وَقَالَتِ امْرَاَتُ فِرْعَوْنَ قُرَّتُ عَيْنٍ لِّيْ وَلَكَۗ لَا تَقْتُلُوْهُۖ عَسٰٓى اَنْ يَّنْفَعَنَآ اَوْ نَتَّخِذَه وَلَدًا وَّهُمْ لَا يَشْعُرُوْنَ
Fakta-fakta diatas dapat kita gunakan sebagai bukti bahwa Nabi Musa As tidak membutuhkan penerjemah/ juru bicara dalam dakwahnya, karena ia sudah menguasai bahasa-bahasa yang dibutuhkan dalam berdakwah.
LANTAS APA FUNGSI NABI HARUN DALAM DAKWAH NABI MUSA?
Meskipun Nabi Harun disebut dalam al-Qur’an sebagai sosok yang lebih fasih lidahnya (QS. Al-Qaṣaṣ/ 28: 34), namun fungsi utamanya bukan sebagai juru bicara Nabi Musa As, melainkan sebagai:
- Wazir (pendamping/ penolong misi ke-nabian)
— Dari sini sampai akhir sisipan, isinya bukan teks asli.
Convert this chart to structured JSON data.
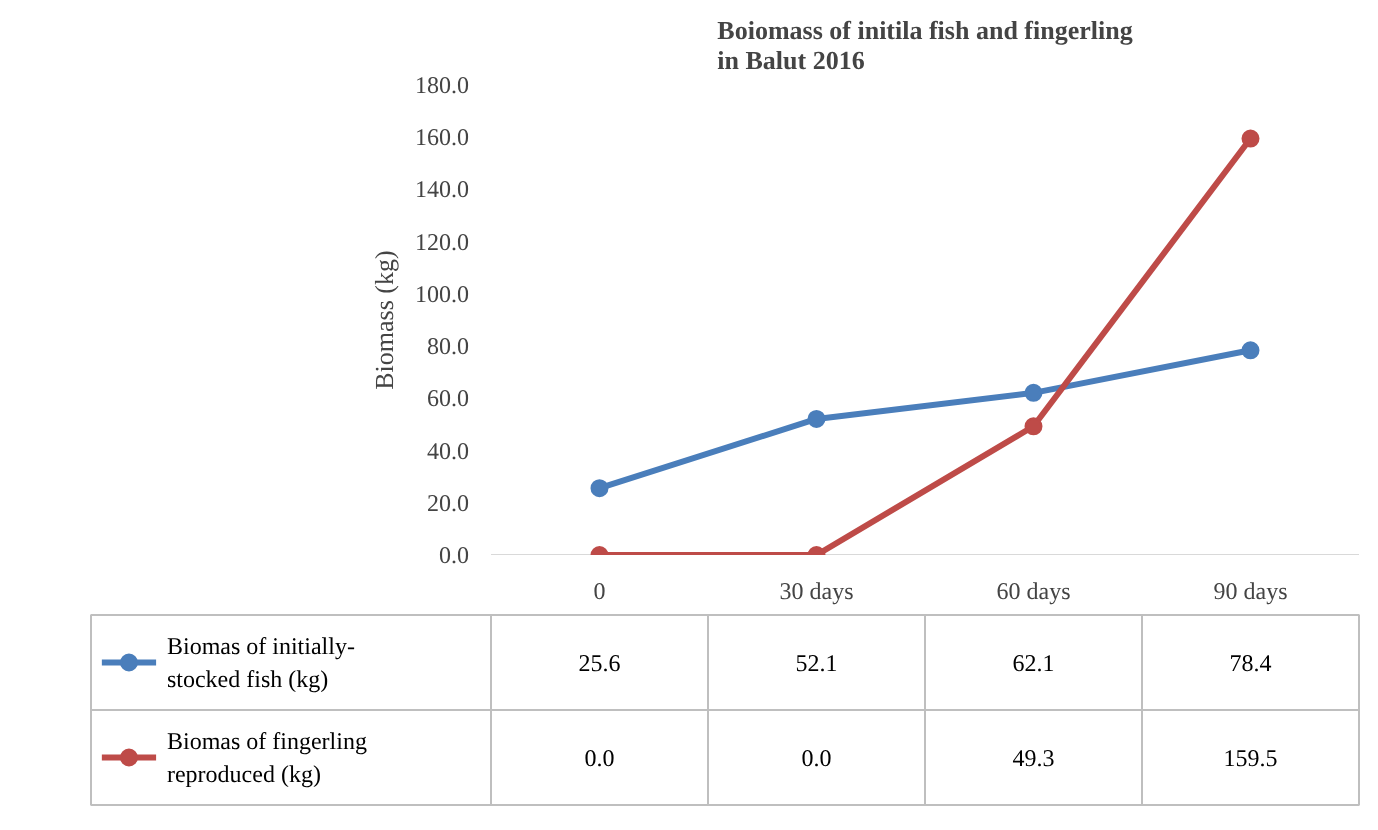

Disebutkan dalam Ṭāhā/ 20: 29–32, Nabi Musa memohon agar Harun dijadikan “waziran min ahli”, yaitu menteri dari keluarganya, untuk memperkuat misinya dalam berdakwah. - Support system
Bukan karena Nabi Musa As tidak mampu berbicara, melainkan karena dakwahnya dalam menghadapi kebengisan Firaun adalah misi besar yang memerlukan sinergi, serta trauma masa lalu yang dialami Nabi Musa As juga menyimpan beban psikologis dan konflik batin yang cukup kuat sehingga dukungan moral merupakan aspek penting yang dibutuhkan Nabi Musa. - Nabi tersendiri yang diutus bersama Nabi Musa As
Al-Furqān/ 25: 35 menyebutkan bahwa Allah SWT mengutus keduanya:
وَلَقَدْ اٰتَيْنَا مُوْسَى الْكِتٰبَ وَجَعَلْنَا مَعَه اَخَاهُ هٰرُوْنَ وَزِيْرًاۚ
“Dan sesungguhnya Kami telah memberikan kepada Musa Kitab dan menjadikan Harun sebagai nabi pendampingnya.”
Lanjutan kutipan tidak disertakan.